Turkcell Kurumsal Hizmetler Genel Müdür Yardımcısı Selen Kocabaş
Otomotiv sektörü “insanla” fark yaratabilir
Teknolojik yeniliklerle birlikte “GSM” şirketi tanımından sıyrılan Turkcell, “insana dokunan” projeleri sayesinde teknoloji ve çözüm odaklı bir şirkete dönüştü. Bu dönüşümde Turkcell Kurumsal Hizmetler Bölümü önemli bir rol üstleniyor.

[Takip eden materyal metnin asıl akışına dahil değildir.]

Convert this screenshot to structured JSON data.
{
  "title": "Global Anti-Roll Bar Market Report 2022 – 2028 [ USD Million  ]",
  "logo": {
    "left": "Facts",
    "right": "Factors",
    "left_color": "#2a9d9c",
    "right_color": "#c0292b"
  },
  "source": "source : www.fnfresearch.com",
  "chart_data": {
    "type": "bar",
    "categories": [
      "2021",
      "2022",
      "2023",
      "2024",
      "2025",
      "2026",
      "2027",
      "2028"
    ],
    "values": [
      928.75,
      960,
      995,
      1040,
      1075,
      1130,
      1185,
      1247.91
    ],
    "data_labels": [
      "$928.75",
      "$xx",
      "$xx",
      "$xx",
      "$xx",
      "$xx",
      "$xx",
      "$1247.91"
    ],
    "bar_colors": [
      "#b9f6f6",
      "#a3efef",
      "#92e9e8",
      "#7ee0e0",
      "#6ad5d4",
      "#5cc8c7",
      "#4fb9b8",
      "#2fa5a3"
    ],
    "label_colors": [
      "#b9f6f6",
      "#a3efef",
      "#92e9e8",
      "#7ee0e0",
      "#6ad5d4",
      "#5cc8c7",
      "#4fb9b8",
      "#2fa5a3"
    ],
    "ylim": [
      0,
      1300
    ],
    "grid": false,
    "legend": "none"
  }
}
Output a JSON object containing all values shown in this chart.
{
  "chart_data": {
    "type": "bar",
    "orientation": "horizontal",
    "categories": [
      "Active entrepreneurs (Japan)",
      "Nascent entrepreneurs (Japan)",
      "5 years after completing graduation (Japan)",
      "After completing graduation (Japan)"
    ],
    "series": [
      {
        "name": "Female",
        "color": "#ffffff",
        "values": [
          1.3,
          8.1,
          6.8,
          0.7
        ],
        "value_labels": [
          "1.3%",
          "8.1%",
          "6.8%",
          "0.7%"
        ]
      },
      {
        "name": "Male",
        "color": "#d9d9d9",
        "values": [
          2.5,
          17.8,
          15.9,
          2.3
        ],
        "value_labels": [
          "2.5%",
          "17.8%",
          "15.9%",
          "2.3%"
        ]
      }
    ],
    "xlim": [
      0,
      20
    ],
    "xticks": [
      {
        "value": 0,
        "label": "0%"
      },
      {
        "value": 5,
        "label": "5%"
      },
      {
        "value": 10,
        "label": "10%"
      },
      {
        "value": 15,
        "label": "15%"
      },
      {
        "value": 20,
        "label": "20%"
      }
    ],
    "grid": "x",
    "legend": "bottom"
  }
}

Turkcell Kurumsal Hizmetler Genel Müdür Yardımcısı Selen Kocabaş, “çalışkan, öğrenmeye hevesli, dürüst ve ‘teknolojiden anlayan” ekip profiliyle, Turkcell'in kurumsal müşterilerine en iyi hizmeti vermek için çalışıyor. ODD Satış ve İletişim Ödülleri 2010 ve 2011 Gladyatörleri'nin de jüri üyelerinden biri olan Kocabaş, “Otomotiv sektörü üretim, satış ve pazarlama gibi bir örgüt yapısından oluşuyor. Bunların kaynağında ise insan yatıyor. Bu yüzden insan kaynağının sektör için çok önemli olduğunu düşünüyorum” diyor.
Kurumsal Hizmetler bölümü Turkcell'de hangi faaliyetleri yürütüyor?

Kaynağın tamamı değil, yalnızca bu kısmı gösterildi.